L’entreprise de sécurité ajoute : « Plus grave encore, l’exposition a permis un contrôle total de la base de données et une escalade potentielle des privilèges au sein de l’environnement DeepSeek, sans aucun mécanisme d’authentification ou de défense vis-à-vis du monde extérieur ».

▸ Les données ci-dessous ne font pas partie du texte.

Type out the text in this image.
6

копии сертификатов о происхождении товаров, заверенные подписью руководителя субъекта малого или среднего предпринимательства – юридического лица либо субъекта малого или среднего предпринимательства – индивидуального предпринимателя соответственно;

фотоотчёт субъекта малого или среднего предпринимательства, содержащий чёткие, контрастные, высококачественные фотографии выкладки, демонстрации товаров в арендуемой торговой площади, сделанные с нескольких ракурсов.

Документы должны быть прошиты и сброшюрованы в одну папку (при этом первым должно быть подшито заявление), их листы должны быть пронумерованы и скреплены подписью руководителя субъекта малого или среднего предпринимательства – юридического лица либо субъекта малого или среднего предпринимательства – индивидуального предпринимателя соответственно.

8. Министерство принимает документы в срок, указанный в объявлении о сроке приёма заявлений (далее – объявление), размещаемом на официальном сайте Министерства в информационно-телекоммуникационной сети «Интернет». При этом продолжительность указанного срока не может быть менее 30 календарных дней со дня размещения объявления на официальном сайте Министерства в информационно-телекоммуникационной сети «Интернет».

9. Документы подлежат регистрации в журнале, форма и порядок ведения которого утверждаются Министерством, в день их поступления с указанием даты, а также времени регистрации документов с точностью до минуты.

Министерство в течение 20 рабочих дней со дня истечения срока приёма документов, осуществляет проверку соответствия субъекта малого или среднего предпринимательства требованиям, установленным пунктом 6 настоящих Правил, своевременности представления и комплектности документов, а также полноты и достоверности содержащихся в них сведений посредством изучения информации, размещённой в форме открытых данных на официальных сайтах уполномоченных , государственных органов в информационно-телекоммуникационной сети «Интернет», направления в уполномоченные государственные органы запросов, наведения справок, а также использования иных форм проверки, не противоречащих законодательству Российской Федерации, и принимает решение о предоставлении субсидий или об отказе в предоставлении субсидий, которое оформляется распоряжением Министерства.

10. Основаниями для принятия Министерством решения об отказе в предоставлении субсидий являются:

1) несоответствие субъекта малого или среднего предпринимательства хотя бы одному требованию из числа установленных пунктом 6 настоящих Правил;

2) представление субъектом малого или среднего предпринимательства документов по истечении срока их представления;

À Wired, l’entreprise explique que ses chercheurs n’ont vu que des prompts rédigés en chinois, mais pensent qu’il est possible que cette base de données contiennent des prompts dans d’autres langues. Ils assurent avoir procédé à une enquête minimale pour confirmer leurs conclusions sans compromettre inutilement la vie privée des utilisateurs.
Une faille digne d’un service laissé à l’abandon
Interrogé par nos confrères, le chercheur de Wiz Nir Ohfeld s’est étonné : « Habituellement, lorsque nous trouvons ce type d’exposition, c’est dans un service laissé à l’abandon que nous trouvons après des heures d’analyse. [Cette fois-ci], c’était à la porte d’entrée ». Il ajoute que « la difficulté technique de cette vulnérabilité est minime ».
« À mesure que l’IA s’intègre profondément dans les entreprises du monde entier, l’industrie doit reconnaître les risques liés à la manipulation de données sensibles et appliquer des pratiques de sécurité équivalentes à celles requises pour les fournisseurs de cloud public et les grands fournisseurs d’infrastructure », conclut l’entreprise dans son billet de blog.
Enquête lancée aux États-Unis sur l’obtention de GPU NVIDIA
Sur un autre tableau, DeepSeek fait l’objet d’une enquête américaine, explique Neowin. Le gouvernement américain cherche à savoir si l’entreprise a obtenu illégalement des GPU de NVIDIA via des intermédiaires situés à Singapour pour contourner les restrictions sur l’achat de puces comme les H100 de l’entreprise américaine.
Les chercheurs de DeepSeek ont pourtant expliqué avoir réussi à optimiser l’architecture d’entrainement de leur modèle pour n’utiliser que des GPU H800 de NVIDIA qui ne font pas partie des puces interdites d’export en Chine.
Rappelons aussi que la Garante per la protezione dei dati personali (GPDP, l’équivalent de la CNIL en Italie) considère qu’il existe un risque élevé pour les données de millions de personnes en Italie dans la mise à disposition du chatbot DeepSeek basé sur le modèle R1 dont le nom est sur toutes les lèvres actuellement. Elle a donc envoyé une demande d’informations à DeepSeek pour savoir si l’entreprise se conformait bien au RGPD. La CNIL a aussi annoncé qu’elle allait interroger la société chinoise.